Trailer Park Boys: quand l’humour canadien décalé rencontre la musique country et les chats

Connaissez-vous Trailer Park Boys ? Cette sitcom canadienne à succès est peut-être passée inaperçue pour certains non-Canadiens amateurs de comédie déjantée, à moins que Netflix ne l’ait suggérée au détour d’une nuit d’insomnie. Pour les autres, curieux mais pas complètement indifférents à ce dernier produit, voici le pitch : il s’agit d’un faux documentaire censé être tourné par une équipe néerlandaise, se déroulant dans une caravane en Nouvelle-Écosse en compagnie de personnages excentriques de la classe ouvrière, dont certains sont d’anciens détenus.

Dans cette comédie de longue durée, Bubbles (Mike Smith, également scénariste du film), aussi touchant que loufoque avec ses lunettes à verres épais, décide que chanter des chansons country pour les résidents d’une maison de retraite n’est pas suffisant pour sa carrière.

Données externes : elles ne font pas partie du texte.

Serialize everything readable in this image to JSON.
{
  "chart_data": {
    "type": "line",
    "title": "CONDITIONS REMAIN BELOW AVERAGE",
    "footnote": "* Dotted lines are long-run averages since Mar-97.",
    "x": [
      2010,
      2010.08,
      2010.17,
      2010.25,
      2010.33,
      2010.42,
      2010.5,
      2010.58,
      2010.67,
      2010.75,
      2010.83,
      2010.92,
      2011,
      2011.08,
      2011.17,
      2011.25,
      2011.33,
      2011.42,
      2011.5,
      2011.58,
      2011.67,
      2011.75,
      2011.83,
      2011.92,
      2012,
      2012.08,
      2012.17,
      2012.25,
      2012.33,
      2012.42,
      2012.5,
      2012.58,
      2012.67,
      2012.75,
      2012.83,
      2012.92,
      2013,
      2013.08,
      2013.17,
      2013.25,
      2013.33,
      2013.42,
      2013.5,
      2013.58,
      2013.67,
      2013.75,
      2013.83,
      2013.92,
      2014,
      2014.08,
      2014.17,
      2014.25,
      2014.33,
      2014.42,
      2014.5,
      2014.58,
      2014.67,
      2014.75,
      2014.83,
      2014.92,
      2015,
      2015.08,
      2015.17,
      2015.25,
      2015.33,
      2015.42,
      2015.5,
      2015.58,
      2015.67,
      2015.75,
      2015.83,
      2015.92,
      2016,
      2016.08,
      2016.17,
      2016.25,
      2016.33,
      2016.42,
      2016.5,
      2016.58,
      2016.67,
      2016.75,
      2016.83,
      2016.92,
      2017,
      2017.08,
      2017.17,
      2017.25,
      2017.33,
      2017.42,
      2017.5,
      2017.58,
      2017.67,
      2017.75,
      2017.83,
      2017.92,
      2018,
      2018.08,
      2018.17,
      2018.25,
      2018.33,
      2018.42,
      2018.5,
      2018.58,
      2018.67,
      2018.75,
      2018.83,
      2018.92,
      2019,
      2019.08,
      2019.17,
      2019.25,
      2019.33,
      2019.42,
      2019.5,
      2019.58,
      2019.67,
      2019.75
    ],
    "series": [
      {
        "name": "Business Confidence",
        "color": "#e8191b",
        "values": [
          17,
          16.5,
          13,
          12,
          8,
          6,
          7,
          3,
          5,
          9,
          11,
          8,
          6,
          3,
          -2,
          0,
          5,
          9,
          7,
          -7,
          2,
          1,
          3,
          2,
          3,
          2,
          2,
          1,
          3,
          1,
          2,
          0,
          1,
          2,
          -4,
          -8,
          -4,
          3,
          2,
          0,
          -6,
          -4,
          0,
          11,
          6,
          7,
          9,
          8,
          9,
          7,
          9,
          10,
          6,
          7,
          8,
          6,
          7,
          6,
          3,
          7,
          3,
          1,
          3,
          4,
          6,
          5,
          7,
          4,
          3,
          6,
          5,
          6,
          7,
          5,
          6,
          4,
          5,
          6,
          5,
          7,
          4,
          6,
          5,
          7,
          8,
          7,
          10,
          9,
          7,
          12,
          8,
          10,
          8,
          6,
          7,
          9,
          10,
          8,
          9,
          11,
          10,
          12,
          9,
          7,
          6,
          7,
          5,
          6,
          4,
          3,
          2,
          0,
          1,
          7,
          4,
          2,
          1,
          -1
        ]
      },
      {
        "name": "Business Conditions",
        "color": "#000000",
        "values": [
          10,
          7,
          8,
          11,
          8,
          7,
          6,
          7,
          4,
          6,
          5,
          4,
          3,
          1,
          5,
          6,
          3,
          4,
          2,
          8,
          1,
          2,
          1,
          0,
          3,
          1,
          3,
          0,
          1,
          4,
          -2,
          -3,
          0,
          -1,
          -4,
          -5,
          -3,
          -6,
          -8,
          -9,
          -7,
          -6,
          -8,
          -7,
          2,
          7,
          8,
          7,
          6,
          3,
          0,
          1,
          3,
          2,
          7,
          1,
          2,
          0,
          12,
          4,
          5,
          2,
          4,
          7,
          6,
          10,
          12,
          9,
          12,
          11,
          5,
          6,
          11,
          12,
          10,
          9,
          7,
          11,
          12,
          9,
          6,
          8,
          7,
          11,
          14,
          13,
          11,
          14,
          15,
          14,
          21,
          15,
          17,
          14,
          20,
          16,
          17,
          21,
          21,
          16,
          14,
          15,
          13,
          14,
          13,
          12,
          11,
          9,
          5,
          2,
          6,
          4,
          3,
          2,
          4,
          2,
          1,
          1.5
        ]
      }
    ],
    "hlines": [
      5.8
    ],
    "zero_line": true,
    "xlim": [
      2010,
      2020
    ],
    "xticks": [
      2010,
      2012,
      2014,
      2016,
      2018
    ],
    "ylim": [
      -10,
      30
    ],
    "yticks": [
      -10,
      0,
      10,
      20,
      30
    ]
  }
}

Avec audace, détermination et le pouvoir du montage, il forme rapidement un groupe de musique déjanté qu’il baptise coloré : Bubbles and the Shitrockers. Ce groupe hétéroclite est prêt à suivre sa passion pour les chansons sur les prostituées, les détenus et les chats. Oui, les chats – Bubbles est un passionné de félins, et à un moment donné, lui et son groupe partent en tournée avec une douzaine de chats mécontents à bord du bus de tournée, des bacs à litière glissés entre les amplis et les caisses de bière.

Pour des raisons douteuses, ils se retrouvent en première partie de Billy Bob Thornton, jouant son propre rôle, et de son groupe les Boxmasters lors d’une tournée en Europe. À Prague, certains membres du groupe et des amis du Trailer Park – dont Ricky (Robb Wells), un roadie allergique aux chemises (mais pas aux pantalons ou aux chaussures) et qui se promène donc torse nu tout au long du film – finissent par aller à une soirée coquine avec Thornton et son ami Ronnie Wood des Rolling Stones. Bubbles ne participe pas car il a fait dans son pantalon, un problème récurrent qu’il doit affronter tout au long du film.

Cela devrait vous donner une idée de la gamme tonale et du registre comique du film, qui pour être honnête ne couvre pas une large palette. Néanmoins, le timing comique et la bonne humeur de l’ensemble sont contagieux, et (qui l’aurait cru) certaines chansons sont plutôt entraînantes. Cela ne compense pas tout à fait le fait que le film s’éternise plus longtemps qu’il ne le devrait, mais l’algorithme n’y verra aucun inconvénient.

Standing on the Shoulders of Kitties: The Bubbles and the Shitrockers Story sort dans les cinémas britanniques et irlandais à partir du 10 janvier.